Requirement 11: Regular testing of security systems and processes. This tactic will help in identifying any vulnerabilities and taking the appropriate measures to protect your company against new threats. Vulnerability scans are essential for both internal and external networks and should be performed at least quarterly.
Requirement 12: Establishment and maintenance of information security guidelines. This final PCI compliance requirement demands merchants to have a security policy that will be updated based on the ever-changing risk environment.
Merchants will have to comply with either all of the PCI compliance requirements or only a few of them, depending on the type and volume of the business’ transactions. A merchant acquirer like Powercash21 can guide you on the requirements your business needs to comply with and assist you on how to become PCI compliant. In addition, offering a PCI Level I compliant gateway means that merchants can reduce their PCI compliance scope and costs by depending on Powercash21’s top-level PCI certification for the storage of their customer's credit card payment information.
Avoid the penalties of non-compliance
One of the main consequences of not being a PCI compliant merchant is the increased risk of a data breach. As PCI compliance requirements were designed to protect sensitive information like cardholder data from being hacked, non-complying with the requirements means that the business is vulnerable to a security breach. This has a long-lasting impact on the business of a merchant. It may lead to unhappy customers who will no longer buy products or services from your company affecting your business revenue and reputation. Such a data breach and inability to comply with PCI requirements may lead up to the inability to accept payment cards, which is essential for any online merchant.
The financial consequences can be considerable. A fine of $5000 to $100,000 per month may result where PCI Compliance violations have occurred. The credit card companies, like Visa and Mastercard, will impose a fine to merchants for being non-compliant which is calculated based on the time duration they didn’t comply with the Payment Card Industry requirements, the volume of clients and transactions and the level of PCI-DSS that the business should conform to. Beyond the fine itself, when a breach occurs, investigation, remediation, and legal fees can be quite substantial.

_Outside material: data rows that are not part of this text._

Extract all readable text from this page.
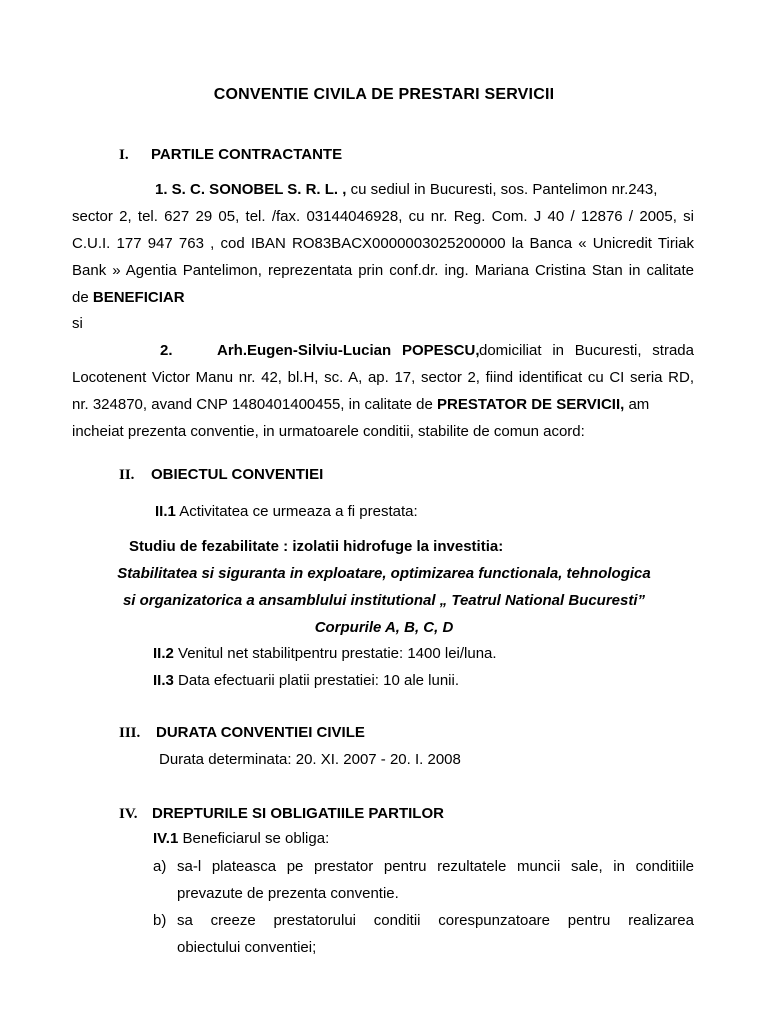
CONVENTIE CIVILA DE PRESTARI SERVICII
I. PARTILE CONTRACTANTE
1. S. C. SONOBEL S. R. L. , cu sediul in Bucuresti, sos. Pantelimon nr.243,
sector 2, tel. 627 29 05, tel. /fax. 03144046928, cu nr. Reg. Com. J 40 / 12876 / 2005, si
C.U.I. 177 947 763 , cod IBAN RO83BACX0000003025200000 la Banca « Unicredit Tiriak
Bank » Agentia Pantelimon, reprezentata prin conf.dr. ing. Mariana Cristina Stan in calitate
de BENEFICIAR
si
2.	Arh.Eugen-Silviu-Lucian POPESCU, domiciliat in Bucuresti, strada
Locotenent Victor Manu nr. 42, bl.H, sc. A, ap. 17, sector 2, fiind identificat cu CI seria RD,
nr. 324870, avand CNP 1480401400455, in calitate de PRESTATOR DE SERVICII, am
incheiat prezenta conventie, in urmatoarele conditii, stabilite de comun acord:
II. OBIECTUL CONVENTIEI
II.1 Activitatea ce urmeaza a fi prestata:
Studiu de fezabilitate : izolatii hidrofuge la investitia:
Stabilitatea si siguranta in exploatare, optimizarea functionala, tehnologica
si organizatorica a ansamblului institutional „ Teatrul National Bucuresti”
Corpurile A, B, C, D
II.2 Venitul net stabilitpentru prestatie: 1400 lei/luna.
II.3 Data efectuarii platii prestatiei: 10 ale lunii.
III. DURATA CONVENTIEI CIVILE
Durata determinata: 20. XI. 2007 - 20. I. 2008
IV. DREPTURILE SI OBLIGATIILE PARTILOR
IV.1 Beneficiarul se obliga:
a) sa-l plateasca pe prestator pentru rezultatele muncii sale, in conditiile
prevazute de prezenta conventie.
b) sa creeze prestatorului conditii corespunzatoare pentru realizarea
obiectului conventiei;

This is why PCI compliance requirements are absolutely essential. The damage is more than purely financial, the reputation loss and likely loss of relationship with the bank is something that a small business would be unlikely to recover from.
The PCI Security Standard Council’s website provides valuable guidelines in terms of the PCI DSS Requirements and how to comply with those. It provides guidance in terms of selecting Qualified Security Assessor (QSA) and an Approved Scanning Vendor (ASV) as well as how to use and complete the Self-Assessment Questionnaire (SAQ) that corresponds to your business.
It is important to note that vulnerabilities to card data protection loss can extend to payment providers and acquirers so be sure to understand the level of PCI DSS compliance observed by your payment partners.